Nous l'avons ramenée à la maison. Elle a dormi pratiquement non stop pendant trois jours, ne se levant que pour faire des bouses monumentales et malodorantes. A la visite chez le véto, il n'en revenait pas: mis à part quelques traces de griffures, de bagarre sur les pattes avant, RIEN. Pas de blessures, pas de tiques, poids normal. Elle avait dû rapidement trouvé ce coin, à 500 mètres de la garderie: pas de chiens, pas de voitures, pas de bruit et les restes tous les soirs. Elle avait attendu, dans l'espoir peut-être qu'on revienne la chercher !!!
Ce fut un jour merveilleux. Parnelle se rapprocha encore plus de nous. Par la suite, ses sorties furent moins fréquentes, moins longues et assez rarement au-delà des limites de son jardin. Quant à nous? Fini les garderies, nos vacances allaient s'appeler Parnelle et nous ne l'avons jamais regretté.

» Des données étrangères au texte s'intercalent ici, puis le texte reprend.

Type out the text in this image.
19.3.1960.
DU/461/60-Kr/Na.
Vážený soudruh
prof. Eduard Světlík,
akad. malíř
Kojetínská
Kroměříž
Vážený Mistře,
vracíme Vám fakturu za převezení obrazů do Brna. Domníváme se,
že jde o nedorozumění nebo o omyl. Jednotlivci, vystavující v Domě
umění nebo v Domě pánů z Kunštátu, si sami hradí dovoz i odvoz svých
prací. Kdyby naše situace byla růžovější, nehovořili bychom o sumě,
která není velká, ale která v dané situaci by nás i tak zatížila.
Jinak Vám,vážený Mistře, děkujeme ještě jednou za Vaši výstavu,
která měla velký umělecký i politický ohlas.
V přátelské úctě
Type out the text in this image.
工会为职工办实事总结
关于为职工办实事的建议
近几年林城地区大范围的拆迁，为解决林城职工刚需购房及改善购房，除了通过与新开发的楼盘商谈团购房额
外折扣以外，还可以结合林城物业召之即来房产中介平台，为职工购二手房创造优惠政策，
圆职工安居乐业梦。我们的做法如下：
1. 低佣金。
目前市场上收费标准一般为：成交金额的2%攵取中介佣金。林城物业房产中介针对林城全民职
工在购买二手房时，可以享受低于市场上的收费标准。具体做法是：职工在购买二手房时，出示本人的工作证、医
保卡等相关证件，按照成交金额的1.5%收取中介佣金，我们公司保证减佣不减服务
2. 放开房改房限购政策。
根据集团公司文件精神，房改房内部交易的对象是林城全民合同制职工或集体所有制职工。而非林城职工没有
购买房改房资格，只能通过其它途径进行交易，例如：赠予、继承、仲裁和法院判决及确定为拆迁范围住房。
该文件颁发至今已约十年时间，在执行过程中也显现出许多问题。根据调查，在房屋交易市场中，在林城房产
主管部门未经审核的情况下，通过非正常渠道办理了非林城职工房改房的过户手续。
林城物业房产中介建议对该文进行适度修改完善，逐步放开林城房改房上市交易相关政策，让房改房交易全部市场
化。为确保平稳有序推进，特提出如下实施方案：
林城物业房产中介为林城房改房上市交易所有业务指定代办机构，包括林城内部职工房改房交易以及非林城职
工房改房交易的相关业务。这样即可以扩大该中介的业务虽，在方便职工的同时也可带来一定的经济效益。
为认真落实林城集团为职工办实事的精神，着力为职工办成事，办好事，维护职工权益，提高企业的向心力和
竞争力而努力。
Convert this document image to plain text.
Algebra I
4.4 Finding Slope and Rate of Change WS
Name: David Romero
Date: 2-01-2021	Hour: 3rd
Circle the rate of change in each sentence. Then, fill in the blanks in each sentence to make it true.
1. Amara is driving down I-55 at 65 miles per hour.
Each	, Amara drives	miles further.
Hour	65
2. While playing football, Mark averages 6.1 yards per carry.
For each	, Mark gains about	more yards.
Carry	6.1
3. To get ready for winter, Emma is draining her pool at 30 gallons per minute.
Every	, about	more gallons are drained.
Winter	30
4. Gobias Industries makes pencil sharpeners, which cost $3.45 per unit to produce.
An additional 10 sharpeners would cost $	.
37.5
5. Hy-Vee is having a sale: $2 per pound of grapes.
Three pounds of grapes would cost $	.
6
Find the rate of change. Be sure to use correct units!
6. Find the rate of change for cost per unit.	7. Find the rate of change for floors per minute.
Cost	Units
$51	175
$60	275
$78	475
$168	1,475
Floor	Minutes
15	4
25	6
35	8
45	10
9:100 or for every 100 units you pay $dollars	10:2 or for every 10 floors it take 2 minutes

Nous sommes en 2011, nous l'avons perdue à nouveau un début de Juillet et là alors que l'échéance est passée, il n'y a pas eu de miracle, pas de rédemption, pas de retrouvailles pleines de larmes de joie mais le néant, le désespoir car la vieillesse et la maladie l'ont emportée et nous ne la reverrons plus jamais.
Je t'aime, on t'aime, notre bébé-mamie-minou, Parnelle ma toute belle....
Parnelle, ma princesse aux yeux verts. Je t'ai tant aimée, je t'aimerai toujours.
Réglisse, mon adorable petit criquet, je t'aime à tout jamais...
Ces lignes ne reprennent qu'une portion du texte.